I have a Dataframe like this:
| name | phase | value |
|---|---|---|
| BOB | 1 | .9 |
| BOB | 2 | .05 |
| BOB | 3 | .05 |
| JOHN | 2 | .45 |
| JOHN | 3 | .45 |
| JOHN | 4 | .05 |
| FRANK | 1 | .4 |
| FRANK | 3 | .6 |
I want to find which entry in column 'phase' has the maximum value in column 'value'.
If more than one share the same maximum value keep the first or a random value for 'phase'.
Desired result table:
| name | phase | value |
|---|---|---|
| BOB | 1 | .9 |
| JOHN | 2 | .45 |
| FRANK | 3 | .6 |
my approach was:
df.groupby(['name'])[['phase','value']].max()

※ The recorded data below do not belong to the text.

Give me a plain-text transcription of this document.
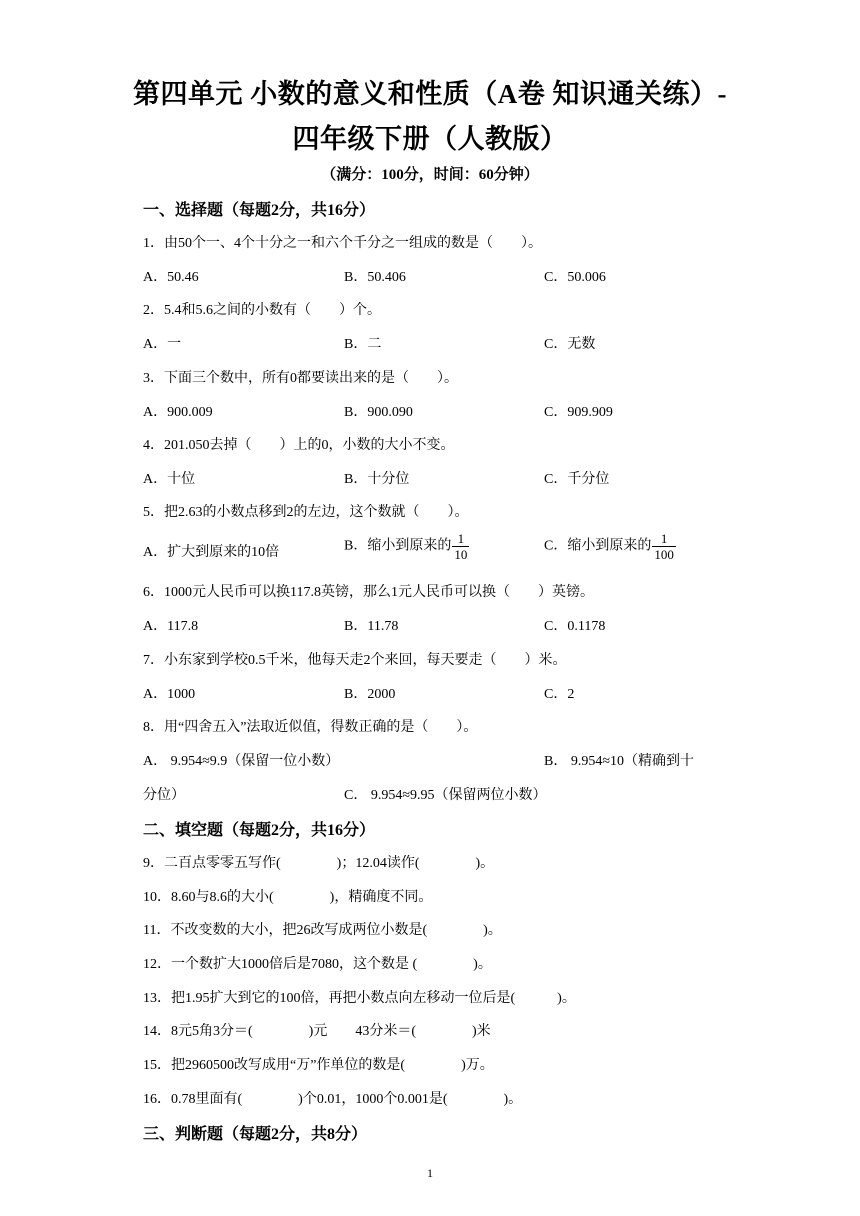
第四单元 小数的意义和性质（A卷 知识通关练）-
四年级下册（人教版）
（满分：100分，时间：60分钟）
一、选择题（每题2分，共16分）
1．由50个一、4个十分之一和六个千分之一组成的数是（　　）。
A．50.46	B．50.406	C．50.006
2．5.4和5.6之间的小数有（　　）个。
A．一	B．二	C．无数
3．下面三个数中，所有0都要读出来的是（　　）。
A．900.009	B．900.090	C．909.909
4．201.050去掉（　　）上的0，小数的大小不变。
A．十位	B．十分位	C．千分位
5．把2.63的小数点移到2的左边，这个数就（　　）。
A．扩大到原来的10倍	B．缩小到原来的 $\frac{1}{10}$	C．缩小到原来的 $\frac{1}{100}$
6．1000元人民币可以换117.8英镑，那么1元人民币可以换（　　）英镑。
A．117.8	B．11.78	C．0.1178
7．小东家到学校0.5千米，他每天走2个来回，每天要走（　　）米。
A．1000	B．2000	C．2
8．用“四舍五入”法取近似值，得数正确的是（　　）。
A． 9.954≈9.9（保留一位小数）	B． 9.954≈10（精确到十
分位）	C． 9.954≈9.95（保留两位小数）
二、填空题（每题2分，共16分）
9．二百点零零五写作(　　　　)；12.04读作(　　　　)。
10．8.60与8.6的大小(　　　　)，精确度不同。
11．不改变数的大小，把26改写成两位小数是(　　　　)。
12．一个数扩大1000倍后是7080，这个数是 (　　　　)。
13．把1.95扩大到它的100倍，再把小数点向左移动一位后是(　　　)。
14．8元5角3分＝(　　　　)元　　43分米＝(　　　　)米
15．把2960500改写成用“万”作单位的数是(　　　　)万。
16．0.78里面有(　　　　)个0.01，1000个0.001是(　　　　)。
三、判断题（每题2分，共8分）
1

but it returned incorrect values.
You don't need to use groupby. Sort values by value and phase (adjust the order if necessary) and drop duplicates by name:
out = (df.sort_values(['value', 'phase'], ascending=[False, True])
.drop_duplicates('name')
.sort_index(ignore_index=True))
print(out)
# Output
name phase value
0 BOB 1 0.90
1 JOHN 2 0.45
2 FRANK 3 0.60
Try to sort the dataframe first:
df = df.sort_values(
by=["name", "value", "phase"], ascending=[True, False, True]
)
x = df.groupby("name", as_index=False).first()
print(x)
Prints:
name phase value
0 BOB 1 0.90
1 FRANK 1 0.60
2 JOHN 1 0.45
A possible solution, that could avoid sorting is with groupby:
df.loc[df.groupby('name', sort = False).value.idxmax()]
name phase value
0 BOB 1 0.90
3 JOHN 2 0.45
7 FRANK 3 0.60
You may check
out = df.sort_values('value',ascending=False).drop_duplicates('name').sort_index()
Out[434]:
name phase value
0 BOB 1 0.90
3 JOHN 2 0.45
7 FRANK 3 0.60